How can you overcome the problems you face after your spouse has died? First, you must recognize that grief is necessary; it is something you must work through. There are no shortcuts.
It is important to express your feelings. Take time to cry. Don’t be afraid to share your tears with others. Express your anger when you feel the need. Talk openly with family members and friends; this is a time to lean on them. Some of your friends may feel awkward for awhile because they don’t know how to talk to you about your loss. You can help them by simply telling them what your needs are. Don’t try to protect your children or other family members by hiding your sadness.
If you normally have a pressing schedule, try to lighten it. Remember, grief is mentally taxing; you do not need the added strain of too much to do. Set aside some quiet time for yourself, time when you can think about your spouse’s death and put things into perspective.

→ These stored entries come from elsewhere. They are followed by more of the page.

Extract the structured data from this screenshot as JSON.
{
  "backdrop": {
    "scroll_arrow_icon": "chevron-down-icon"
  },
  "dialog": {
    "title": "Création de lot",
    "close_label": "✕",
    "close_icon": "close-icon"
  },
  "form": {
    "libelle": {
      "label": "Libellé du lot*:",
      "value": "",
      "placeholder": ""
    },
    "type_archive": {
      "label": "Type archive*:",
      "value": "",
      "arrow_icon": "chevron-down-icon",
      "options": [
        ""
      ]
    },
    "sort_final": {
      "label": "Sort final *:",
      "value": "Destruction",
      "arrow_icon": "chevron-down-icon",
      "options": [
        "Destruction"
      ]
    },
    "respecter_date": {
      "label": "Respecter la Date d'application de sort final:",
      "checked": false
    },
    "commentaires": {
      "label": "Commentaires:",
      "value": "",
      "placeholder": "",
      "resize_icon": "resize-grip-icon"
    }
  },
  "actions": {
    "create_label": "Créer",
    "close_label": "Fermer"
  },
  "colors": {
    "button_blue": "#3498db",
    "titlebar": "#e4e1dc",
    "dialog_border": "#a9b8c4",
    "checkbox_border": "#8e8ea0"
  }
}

If you are worried that you are not coping well with your grief, consider talking to a counselor. You may be relieved to discover that you are reacting normally. If you believe you need help, ask your clergy, doctor, or funeral director to suggest a counselor who will help you through your transition.
Many bereaved spouses find adjusting to life without a partner becomes easier if they talk to others in the same situation. You might want to consider joining a local support group. Ask us for information regarding local groups specifically for those who have lost a spouse.
After some time and effort, you will adjust to your new life and your grief will diminish. This does not mean you must forget your loved one; it means you have accepted the death and can begin to live each day in the present, savoring the memories as part of your new life. In fact, many agree the best way to honor a loved one who died, is to live a life full of friendship and even new love.
Dealing properly with your grief can make it all possible.